The 1930s, captured by film and piano

Talent Press Guadalajara participant José Juan Zapata Pacheco reports from the Michael Nyman Gala evening. where Nyman's Film WITNESS I (2008) was screened alongside Jean Vigo's À PROPOS DE NICE (1930).

Jean Vigo's À PROPOS DE NICE at the Talent Campus Guadalajara's Michael Nyman Gala evening.

Even if we tried, we will never be able to repeat the experience of the first audience that faced a screen ever. We can imagine their surprise as the train approached them; that thin line between reality and fiction, but we will never be able to share the same naïveté.

The nostalgia for the origin of cinema has invaded not only famous studio mega productions, but also creators from other circles. To set to music silent films has become a very popular and recurrent activity. Films like A TRIP TO THE MOON by Méliès, or THE CABINET OF DR. CALIGARI by Wiene are now masterpieces subject of rework by musicians from all genres and origins. In Mexico, classics like LA BANDA DEL AUTOMOVIL GRIS have returned to the widescreen thanks to these cinematographic nostalgia exercises.

Michael Nyman, key character of cinema’s music, turned to Jean Vigo to set to music his documentary film À PROPOS DE NICE, in which the French director depicts the bourgeoisie of the 1930s; the frivolity in the streets and beaches of this touristic centre, the contrast with the working classes in the city. This half hour movie was screened at a gala at Teatro Diana, in Guadalajara within the framework of the 27th International Film Festival. Nyman at the piano set to music the film, as well as the video WITNESS I, with a composition of his authorship; he also interpreted a set of pieces of his repertoire.

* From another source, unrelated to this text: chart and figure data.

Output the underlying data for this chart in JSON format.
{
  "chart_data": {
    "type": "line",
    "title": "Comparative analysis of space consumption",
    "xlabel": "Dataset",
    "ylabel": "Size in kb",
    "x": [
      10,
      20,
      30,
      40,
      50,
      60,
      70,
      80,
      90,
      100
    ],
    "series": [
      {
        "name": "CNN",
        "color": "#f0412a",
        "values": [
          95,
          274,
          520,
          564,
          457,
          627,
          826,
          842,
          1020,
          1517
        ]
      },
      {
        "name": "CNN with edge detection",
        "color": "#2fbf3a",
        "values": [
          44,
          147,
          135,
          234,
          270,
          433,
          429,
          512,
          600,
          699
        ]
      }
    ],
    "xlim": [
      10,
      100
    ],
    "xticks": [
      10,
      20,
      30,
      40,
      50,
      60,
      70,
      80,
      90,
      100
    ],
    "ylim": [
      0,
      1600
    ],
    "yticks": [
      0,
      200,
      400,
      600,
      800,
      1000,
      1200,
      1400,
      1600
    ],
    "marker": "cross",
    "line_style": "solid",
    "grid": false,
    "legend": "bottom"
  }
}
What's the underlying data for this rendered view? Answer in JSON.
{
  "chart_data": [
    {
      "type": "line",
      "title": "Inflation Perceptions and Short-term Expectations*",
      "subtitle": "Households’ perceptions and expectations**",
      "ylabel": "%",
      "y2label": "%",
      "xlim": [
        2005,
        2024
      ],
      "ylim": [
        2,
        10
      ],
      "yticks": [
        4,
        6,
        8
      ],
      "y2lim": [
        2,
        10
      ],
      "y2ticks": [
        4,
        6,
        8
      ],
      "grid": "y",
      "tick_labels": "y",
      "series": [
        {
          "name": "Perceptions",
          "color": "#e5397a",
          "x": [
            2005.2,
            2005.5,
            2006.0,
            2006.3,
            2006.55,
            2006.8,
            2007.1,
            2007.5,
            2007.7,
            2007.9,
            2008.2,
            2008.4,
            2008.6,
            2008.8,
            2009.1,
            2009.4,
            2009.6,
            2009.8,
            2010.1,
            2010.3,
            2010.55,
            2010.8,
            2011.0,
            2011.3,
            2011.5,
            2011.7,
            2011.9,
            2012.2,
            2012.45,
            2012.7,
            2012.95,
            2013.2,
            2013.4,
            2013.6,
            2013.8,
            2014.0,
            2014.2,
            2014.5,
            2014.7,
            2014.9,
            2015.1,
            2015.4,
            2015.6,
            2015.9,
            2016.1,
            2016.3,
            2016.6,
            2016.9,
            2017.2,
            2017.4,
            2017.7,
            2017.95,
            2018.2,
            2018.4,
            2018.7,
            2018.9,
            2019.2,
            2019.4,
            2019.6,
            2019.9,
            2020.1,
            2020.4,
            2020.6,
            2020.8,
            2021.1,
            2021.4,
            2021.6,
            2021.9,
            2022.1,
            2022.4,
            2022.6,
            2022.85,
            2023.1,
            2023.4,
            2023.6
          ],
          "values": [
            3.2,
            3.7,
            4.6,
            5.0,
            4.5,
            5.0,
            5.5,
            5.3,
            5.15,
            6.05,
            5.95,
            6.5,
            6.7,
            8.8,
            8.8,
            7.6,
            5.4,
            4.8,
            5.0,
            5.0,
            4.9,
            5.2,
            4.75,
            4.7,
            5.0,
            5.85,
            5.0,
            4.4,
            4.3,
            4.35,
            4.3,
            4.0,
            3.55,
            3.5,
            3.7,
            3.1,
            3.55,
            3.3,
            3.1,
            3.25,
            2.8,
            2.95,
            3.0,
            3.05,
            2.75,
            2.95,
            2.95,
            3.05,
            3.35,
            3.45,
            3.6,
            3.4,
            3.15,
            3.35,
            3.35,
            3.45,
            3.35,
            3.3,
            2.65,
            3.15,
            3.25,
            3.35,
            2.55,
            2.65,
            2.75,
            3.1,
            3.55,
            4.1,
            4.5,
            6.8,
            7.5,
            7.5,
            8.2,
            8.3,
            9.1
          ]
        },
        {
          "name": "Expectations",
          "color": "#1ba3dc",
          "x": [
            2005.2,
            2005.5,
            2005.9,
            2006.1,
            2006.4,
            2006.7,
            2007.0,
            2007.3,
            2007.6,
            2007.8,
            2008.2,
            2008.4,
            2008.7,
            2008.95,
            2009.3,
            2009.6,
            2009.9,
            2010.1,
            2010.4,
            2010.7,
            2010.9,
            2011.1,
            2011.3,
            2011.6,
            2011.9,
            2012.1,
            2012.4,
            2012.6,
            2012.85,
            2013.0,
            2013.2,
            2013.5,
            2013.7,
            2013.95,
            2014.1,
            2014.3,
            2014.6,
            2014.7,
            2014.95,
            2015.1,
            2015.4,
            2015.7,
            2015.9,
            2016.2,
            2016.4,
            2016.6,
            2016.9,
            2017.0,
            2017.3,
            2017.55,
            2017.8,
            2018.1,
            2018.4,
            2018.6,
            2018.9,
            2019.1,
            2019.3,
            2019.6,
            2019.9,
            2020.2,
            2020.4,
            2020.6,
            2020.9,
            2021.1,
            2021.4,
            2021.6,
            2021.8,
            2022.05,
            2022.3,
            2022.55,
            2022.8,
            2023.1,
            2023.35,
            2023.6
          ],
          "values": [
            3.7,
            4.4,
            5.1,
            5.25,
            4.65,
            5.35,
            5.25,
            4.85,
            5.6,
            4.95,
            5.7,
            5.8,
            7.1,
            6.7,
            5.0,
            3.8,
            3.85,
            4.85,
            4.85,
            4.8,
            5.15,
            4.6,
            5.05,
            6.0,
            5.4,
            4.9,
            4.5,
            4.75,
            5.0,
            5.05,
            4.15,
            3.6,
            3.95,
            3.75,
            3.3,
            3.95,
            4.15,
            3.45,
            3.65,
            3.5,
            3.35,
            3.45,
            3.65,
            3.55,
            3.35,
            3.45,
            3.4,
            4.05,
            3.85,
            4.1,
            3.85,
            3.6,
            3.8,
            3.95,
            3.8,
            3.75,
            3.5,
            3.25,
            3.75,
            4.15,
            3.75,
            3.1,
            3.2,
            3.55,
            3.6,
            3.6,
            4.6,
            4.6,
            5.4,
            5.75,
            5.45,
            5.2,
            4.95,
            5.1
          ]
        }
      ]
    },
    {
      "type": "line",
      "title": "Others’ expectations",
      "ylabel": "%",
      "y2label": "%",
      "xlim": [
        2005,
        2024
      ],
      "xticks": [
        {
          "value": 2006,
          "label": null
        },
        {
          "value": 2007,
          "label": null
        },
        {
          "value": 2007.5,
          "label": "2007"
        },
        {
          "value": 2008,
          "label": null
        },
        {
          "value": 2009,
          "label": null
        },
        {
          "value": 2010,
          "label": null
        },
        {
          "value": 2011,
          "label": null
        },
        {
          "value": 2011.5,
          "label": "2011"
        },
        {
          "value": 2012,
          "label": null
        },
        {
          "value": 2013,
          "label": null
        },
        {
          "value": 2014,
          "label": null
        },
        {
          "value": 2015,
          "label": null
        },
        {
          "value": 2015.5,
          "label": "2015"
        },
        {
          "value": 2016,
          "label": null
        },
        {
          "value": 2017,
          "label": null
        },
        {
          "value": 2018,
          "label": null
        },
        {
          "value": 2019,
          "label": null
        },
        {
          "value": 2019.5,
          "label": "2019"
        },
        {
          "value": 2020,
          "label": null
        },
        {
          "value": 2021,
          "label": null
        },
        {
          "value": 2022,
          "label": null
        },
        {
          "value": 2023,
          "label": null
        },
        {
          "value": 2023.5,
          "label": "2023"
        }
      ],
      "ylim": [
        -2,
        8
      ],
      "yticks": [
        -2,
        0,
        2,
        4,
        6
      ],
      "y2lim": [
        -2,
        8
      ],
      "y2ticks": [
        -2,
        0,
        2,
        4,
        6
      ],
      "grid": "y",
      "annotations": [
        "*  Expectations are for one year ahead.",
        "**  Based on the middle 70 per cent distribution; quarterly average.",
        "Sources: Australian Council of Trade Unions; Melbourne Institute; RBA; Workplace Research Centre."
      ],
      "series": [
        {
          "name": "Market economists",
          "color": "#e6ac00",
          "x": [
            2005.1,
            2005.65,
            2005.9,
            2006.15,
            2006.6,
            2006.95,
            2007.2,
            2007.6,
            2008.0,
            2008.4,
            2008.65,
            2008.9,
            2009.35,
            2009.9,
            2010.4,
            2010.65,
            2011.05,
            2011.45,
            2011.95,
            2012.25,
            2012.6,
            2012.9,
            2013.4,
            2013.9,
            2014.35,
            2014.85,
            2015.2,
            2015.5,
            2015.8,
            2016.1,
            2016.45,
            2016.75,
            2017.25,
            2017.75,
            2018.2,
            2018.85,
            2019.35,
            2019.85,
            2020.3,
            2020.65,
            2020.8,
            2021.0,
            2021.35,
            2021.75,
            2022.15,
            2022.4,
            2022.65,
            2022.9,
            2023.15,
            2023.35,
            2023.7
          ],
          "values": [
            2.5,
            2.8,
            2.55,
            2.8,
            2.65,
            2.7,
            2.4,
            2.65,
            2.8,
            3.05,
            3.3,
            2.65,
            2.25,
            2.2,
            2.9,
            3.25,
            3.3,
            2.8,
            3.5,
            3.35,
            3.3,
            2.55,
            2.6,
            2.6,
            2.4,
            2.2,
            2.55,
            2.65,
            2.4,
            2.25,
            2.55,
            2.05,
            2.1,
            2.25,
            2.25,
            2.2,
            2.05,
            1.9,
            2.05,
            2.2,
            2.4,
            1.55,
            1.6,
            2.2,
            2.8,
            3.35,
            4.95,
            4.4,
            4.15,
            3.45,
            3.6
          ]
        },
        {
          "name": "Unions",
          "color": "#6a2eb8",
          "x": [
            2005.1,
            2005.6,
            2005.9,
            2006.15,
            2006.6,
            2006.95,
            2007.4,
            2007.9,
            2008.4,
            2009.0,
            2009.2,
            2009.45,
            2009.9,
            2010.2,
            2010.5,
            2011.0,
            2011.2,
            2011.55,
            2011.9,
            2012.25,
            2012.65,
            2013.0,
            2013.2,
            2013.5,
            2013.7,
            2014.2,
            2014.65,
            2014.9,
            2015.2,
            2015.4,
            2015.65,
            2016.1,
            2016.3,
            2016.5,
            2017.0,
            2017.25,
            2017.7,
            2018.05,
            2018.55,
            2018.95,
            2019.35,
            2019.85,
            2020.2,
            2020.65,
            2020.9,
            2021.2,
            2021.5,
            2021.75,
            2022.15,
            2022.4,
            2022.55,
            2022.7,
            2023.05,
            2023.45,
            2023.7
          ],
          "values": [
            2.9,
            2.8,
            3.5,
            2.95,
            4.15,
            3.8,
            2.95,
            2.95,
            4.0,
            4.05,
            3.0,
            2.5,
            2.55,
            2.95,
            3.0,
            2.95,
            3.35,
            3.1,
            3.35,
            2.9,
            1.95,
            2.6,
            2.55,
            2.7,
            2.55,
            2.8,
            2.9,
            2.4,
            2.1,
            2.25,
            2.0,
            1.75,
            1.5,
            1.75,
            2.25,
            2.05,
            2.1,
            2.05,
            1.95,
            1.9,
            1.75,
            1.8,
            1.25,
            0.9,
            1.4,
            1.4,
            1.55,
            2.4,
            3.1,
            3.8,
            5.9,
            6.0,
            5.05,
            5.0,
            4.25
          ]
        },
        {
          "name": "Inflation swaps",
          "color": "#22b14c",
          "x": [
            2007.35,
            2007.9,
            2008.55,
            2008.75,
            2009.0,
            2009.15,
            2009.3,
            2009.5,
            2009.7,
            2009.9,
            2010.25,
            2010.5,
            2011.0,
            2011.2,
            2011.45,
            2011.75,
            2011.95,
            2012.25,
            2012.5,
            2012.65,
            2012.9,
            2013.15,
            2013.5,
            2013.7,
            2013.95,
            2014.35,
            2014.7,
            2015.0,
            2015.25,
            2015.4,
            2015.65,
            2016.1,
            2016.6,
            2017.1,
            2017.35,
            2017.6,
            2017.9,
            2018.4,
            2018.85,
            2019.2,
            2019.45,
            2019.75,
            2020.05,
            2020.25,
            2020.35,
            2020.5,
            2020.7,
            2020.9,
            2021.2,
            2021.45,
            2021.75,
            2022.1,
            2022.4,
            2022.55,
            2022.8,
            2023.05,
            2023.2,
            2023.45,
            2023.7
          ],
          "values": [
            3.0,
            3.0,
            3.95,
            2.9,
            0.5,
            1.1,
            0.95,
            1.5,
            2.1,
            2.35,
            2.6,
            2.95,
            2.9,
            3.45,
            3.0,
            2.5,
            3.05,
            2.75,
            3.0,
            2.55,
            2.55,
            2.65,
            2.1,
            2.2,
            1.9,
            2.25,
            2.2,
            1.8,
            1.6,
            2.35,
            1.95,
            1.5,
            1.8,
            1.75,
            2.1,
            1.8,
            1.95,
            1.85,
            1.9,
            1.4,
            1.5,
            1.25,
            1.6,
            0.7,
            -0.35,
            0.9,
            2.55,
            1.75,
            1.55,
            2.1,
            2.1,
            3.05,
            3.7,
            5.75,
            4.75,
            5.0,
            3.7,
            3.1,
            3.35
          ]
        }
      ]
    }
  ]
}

WITNESS I presents us with a sequence of unknown faces. A compilation of old photos, front and side view, overexposed and superimposed on the image of a wood fence, fading away slowly. There are no references, only a couple of legends on the photographs, indicating names, origins and dates. The sad look of these anonymous people; we face them and wonder who they are, where they came from, how they lived and what could have happened to them. In fact, they are Jews and gypsies whose destiny was the Nazi concentration camps: victims of one of the most tragic events of the 20th Century.

Nyman sets up this video against the work of Vigo to reinforce his social critic of À PROPOS DE NICE: the joy of the rich ones and the horror that is about to come; the celebration and the tragedy; the 1930s from different points of view.

Nyman's music adds an extra value to the screening. New technologies and cinematic forms allow us to enjoy live music at the movie theater, which makes it a very attractive show, at the same time and for a few minutes, recreating the whole experience of silent films. However, these artworks, in comparison with other silent movies, don’t need incidental music to guide the narrative or to direct the audience’s emotions. Nyman suggests atmospheres, environments, and a delicate accompaniment for the images to transmit a message.